RNA-seq and data analysis

To extract total RNA for RNA-seq, 8 ml E. coli cells grown to mid-log phase (OD600 = 0.5) were spun down, resuspended in 800 µl TRIzol (Invitrogen) and incubated for 4 min at 95 °C. The total RNA was purified by 400 µl PCI extraction and 200 µl chloroform extraction. After centrifugation, an equal volume of isopropanol was added to the top water phase to precipitate the RNA. The genomic DNA was digested with 50 U DNase I for 30 min at room temperature.

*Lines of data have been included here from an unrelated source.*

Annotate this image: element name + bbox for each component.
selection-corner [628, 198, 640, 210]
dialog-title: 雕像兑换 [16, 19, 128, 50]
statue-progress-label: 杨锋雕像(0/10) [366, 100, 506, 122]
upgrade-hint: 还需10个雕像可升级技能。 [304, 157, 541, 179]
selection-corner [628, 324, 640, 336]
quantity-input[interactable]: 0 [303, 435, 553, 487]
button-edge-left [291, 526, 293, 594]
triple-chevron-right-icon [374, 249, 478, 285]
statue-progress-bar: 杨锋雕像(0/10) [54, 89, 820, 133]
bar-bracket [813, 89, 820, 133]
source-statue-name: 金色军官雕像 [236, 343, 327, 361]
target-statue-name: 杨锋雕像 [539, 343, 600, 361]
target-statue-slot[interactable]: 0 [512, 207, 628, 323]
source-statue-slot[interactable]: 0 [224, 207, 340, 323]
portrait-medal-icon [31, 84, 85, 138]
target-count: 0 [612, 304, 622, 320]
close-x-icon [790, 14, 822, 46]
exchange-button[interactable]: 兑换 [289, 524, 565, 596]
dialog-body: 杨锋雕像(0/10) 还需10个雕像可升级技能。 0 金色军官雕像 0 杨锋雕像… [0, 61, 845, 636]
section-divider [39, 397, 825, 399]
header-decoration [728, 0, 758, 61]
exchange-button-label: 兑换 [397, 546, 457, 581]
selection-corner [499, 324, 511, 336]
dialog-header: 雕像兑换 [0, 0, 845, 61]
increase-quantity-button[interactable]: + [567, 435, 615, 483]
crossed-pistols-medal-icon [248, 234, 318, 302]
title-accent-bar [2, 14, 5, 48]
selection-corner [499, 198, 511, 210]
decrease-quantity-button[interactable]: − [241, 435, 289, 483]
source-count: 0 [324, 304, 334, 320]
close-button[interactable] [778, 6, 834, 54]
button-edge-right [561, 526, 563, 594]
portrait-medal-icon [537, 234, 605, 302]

The RNA was purified by RNeasy Mini Kit (Qiagen) and its concentration was quantified by Agilent 2100 bioanalyzer. The libraries were constructed using TruSeq Stranded Total RNA Library Prep Kit (Illumina) and applied to MiSeq using 2 × 150 bp paired-end sequencing at the Center for Cancer Research Sequencing Facility. The reads that passed quality control and filtering of the raw data were aligned to the E. coli genome NC_000913.2 using STAR61. The raw counts of the aligned reads for each gene were calculated by HTseq62. Fold changes of genes transcription between different samples were calculated by DESeq263.

Reporting summary

Further information on research design is available in the Nature Research Reporting Summary linked to this article.